Closed anudit closed 1 month ago

anudit commented 1 month ago

I run into the following error on flashrank==0.2.4

onnxruntime.capi.onnxruntime_pybind11_state.NoSuchFile: [ONNXRuntimeError] : 3 : NO_SUCHFILE : Load model from /tmp/ms-marco-TinyBERT-L-2-v2/flashrank-TinyBERT-L-2-v2.onnx failed:Load model /tmp/ms-marco-TinyBERT-L-2-v2/flashrank-TinyBERT-L-2-v2.onnx failed. File doesn't exist

Manually changing the cache dir from /tmp to ./ fixes this. Would love to be able to do this directly from langchain from langchain.retrievers.document_compressors import FlashrankRerank

Passing a client manually also doesn't work as it downloads the model correctly but still seems to be reading from the /tmp directory.

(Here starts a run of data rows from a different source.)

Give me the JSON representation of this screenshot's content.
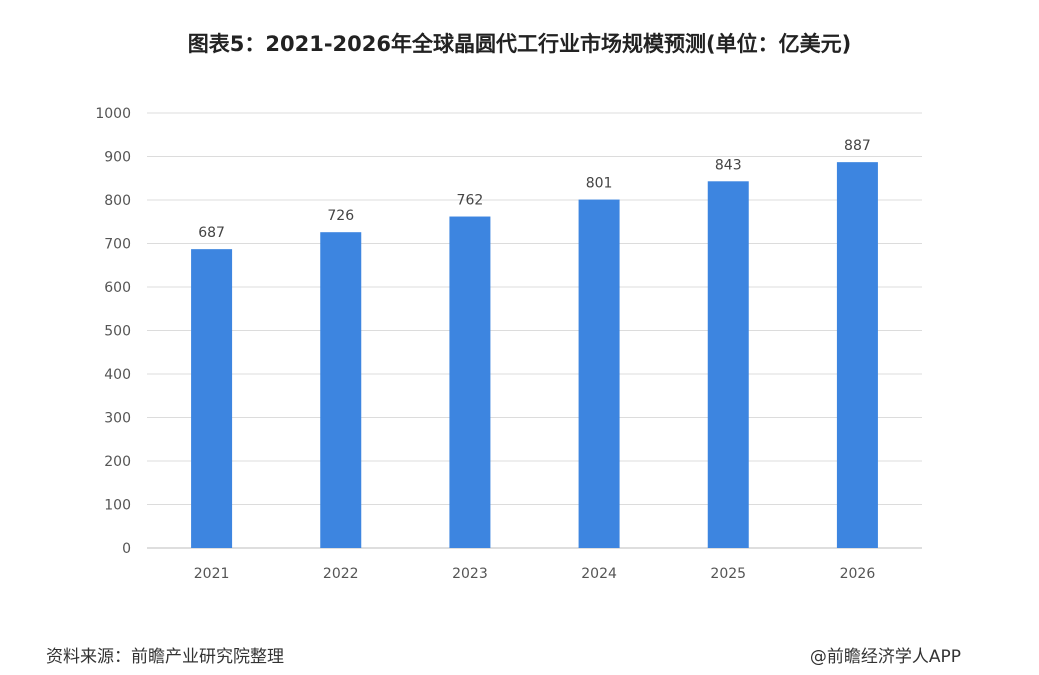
{
  "title": "图表5：2021-2026年全球晶圆代工行业市场规模预测(单位：亿美元)",
  "source": "资料来源：前瞻产业研究院整理",
  "credit": "@前瞻经济学人APP",
  "chart_data": {
    "type": "bar",
    "categories": [
      "2021",
      "2022",
      "2023",
      "2024",
      "2025",
      "2026"
    ],
    "values": [
      687,
      726,
      762,
      801,
      843,
      887
    ],
    "ylim": [
      0,
      1000
    ],
    "yticks": [
      0,
      100,
      200,
      300,
      400,
      500,
      600,
      700,
      800,
      900,
      1000
    ],
    "grid": true,
    "bar_color": "#3d85e0",
    "data_labels": true
  }
}
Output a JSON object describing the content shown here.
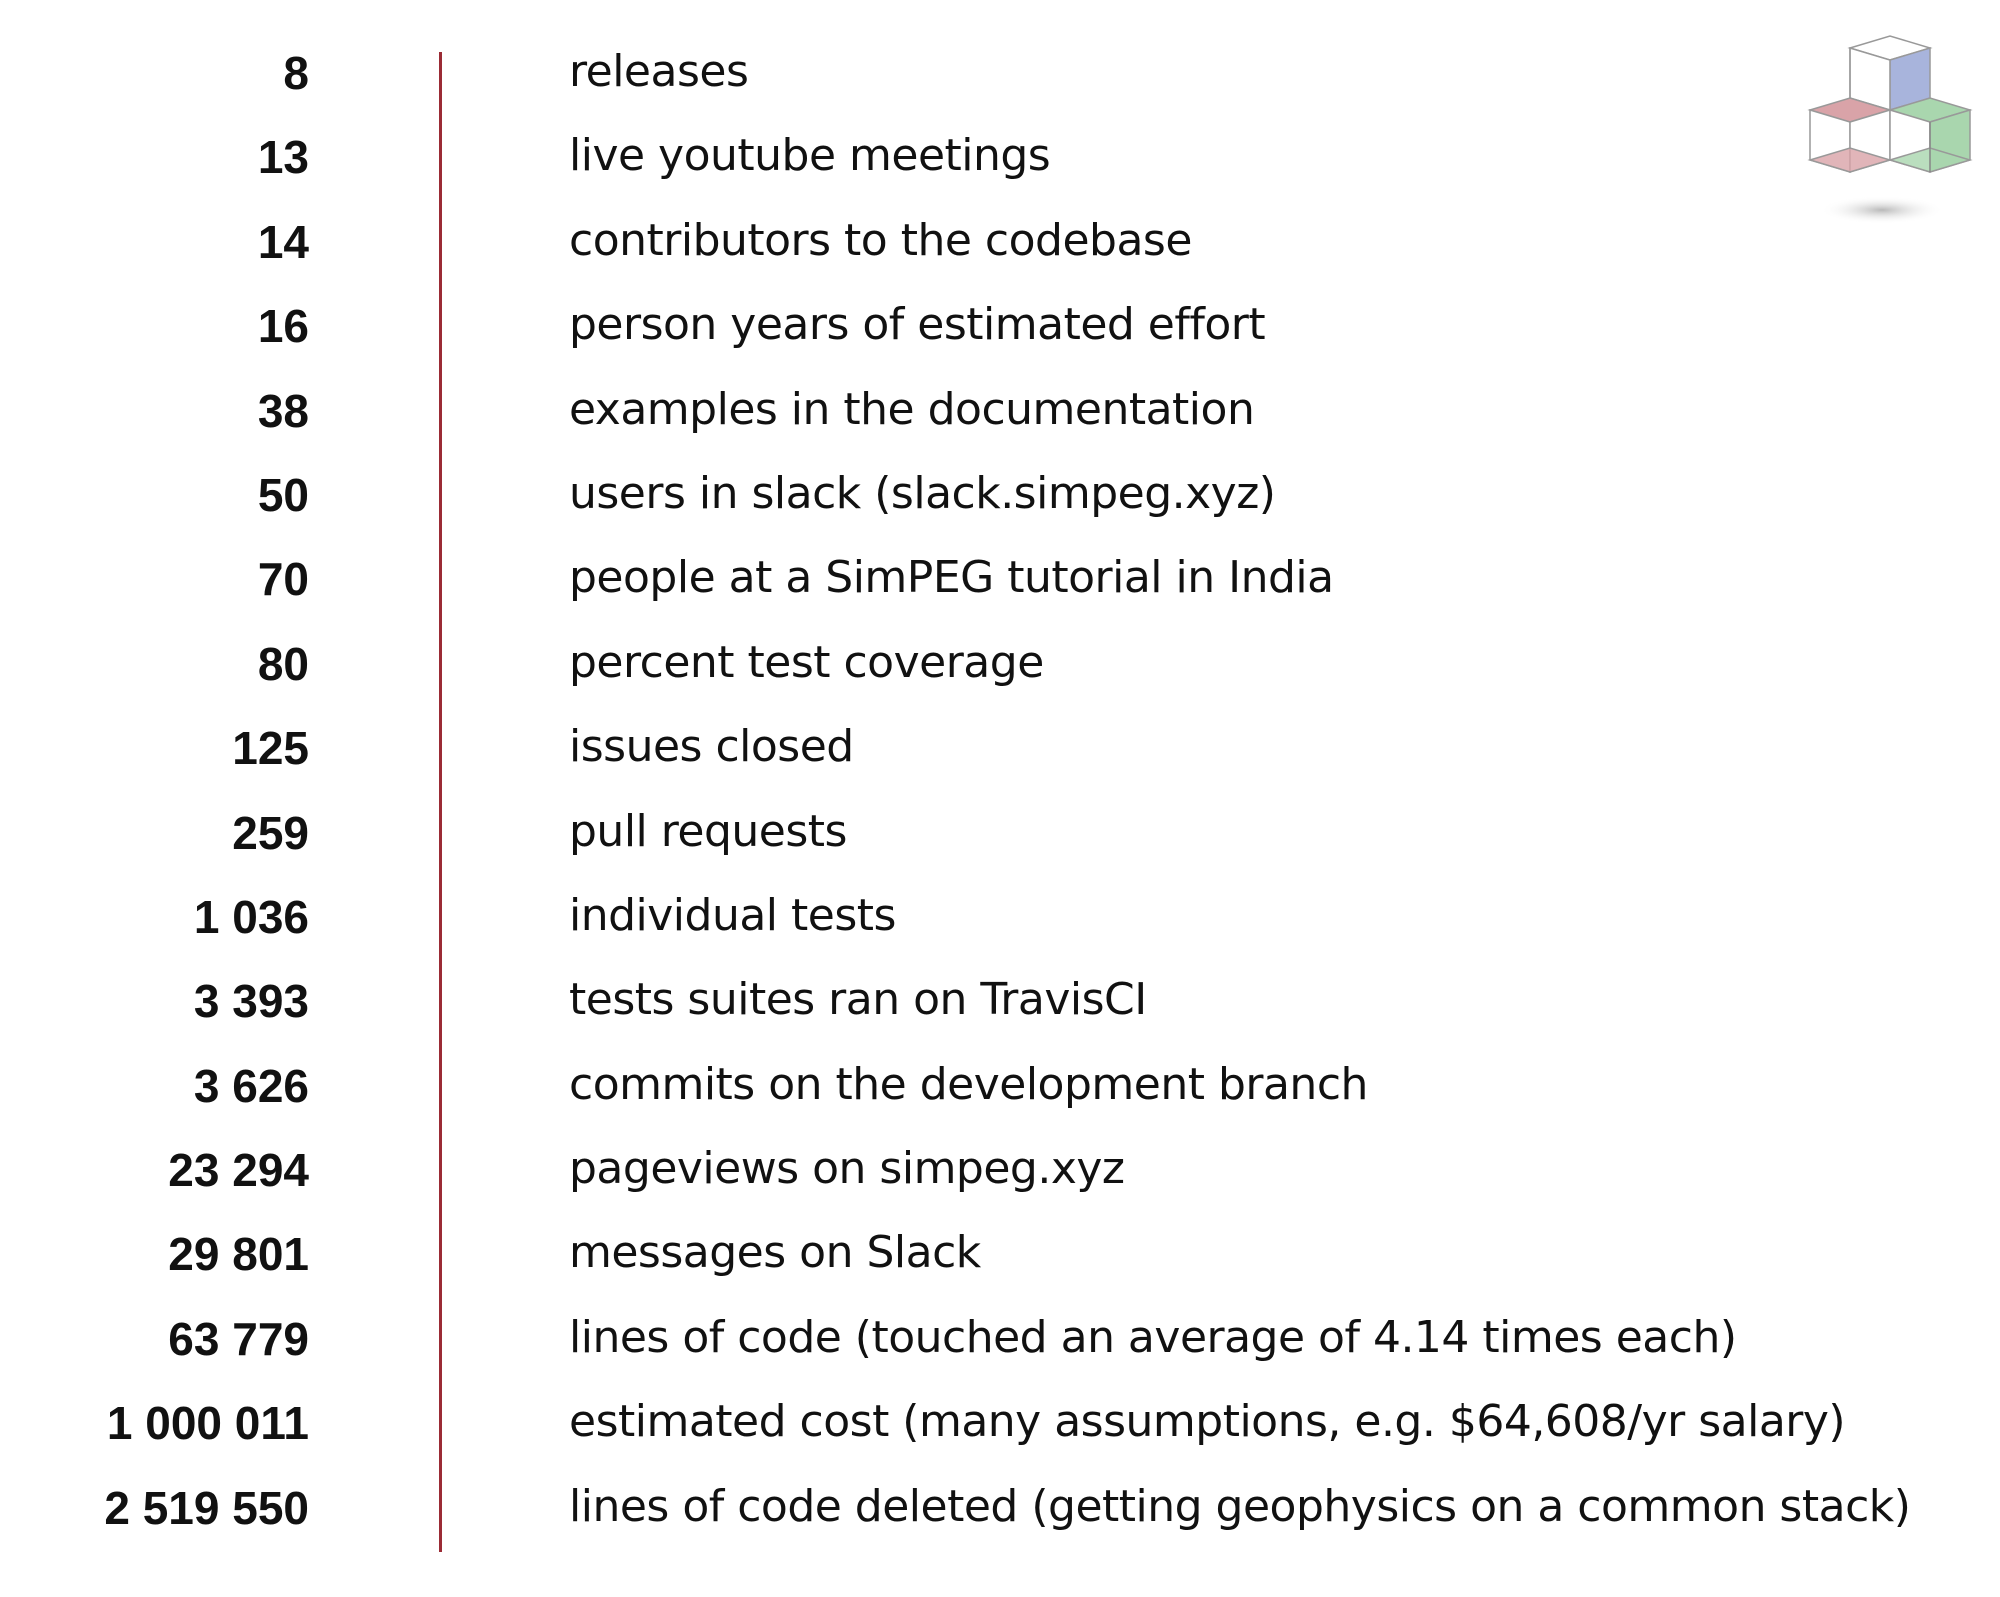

compressor = FlashrankRerank(
    model="ms-marco-TinyBERT-L-2-v2", 
    top_n=5,
    client=Ranker(model_name="ms-marco-TinyBERT-L-2-v2",cache_dir='./')
)
walterheck commented 1 month ago

I am facing the same issue

PrithivirajDamodaran commented 1 month ago

@anudit - Thanks for reaching out. FlashRank exposes cache_dir as a init param. While '/tmp' is considered as a sensible default (as model files will be automatically cleaned upon restart), people running lambda like serverless cannot use /tmp hence cache_dir is exposed.

That being said I don't own the Langchain integration of FlashRank, so I neither can comment (on why it is not letting you use the parameters like cache_dir upon init) nor I can reproduce it at FlashRank end. It is a good idea to open an issue with Langchain to modify the integration so it allows devs to take advantage of the cache_dir init param.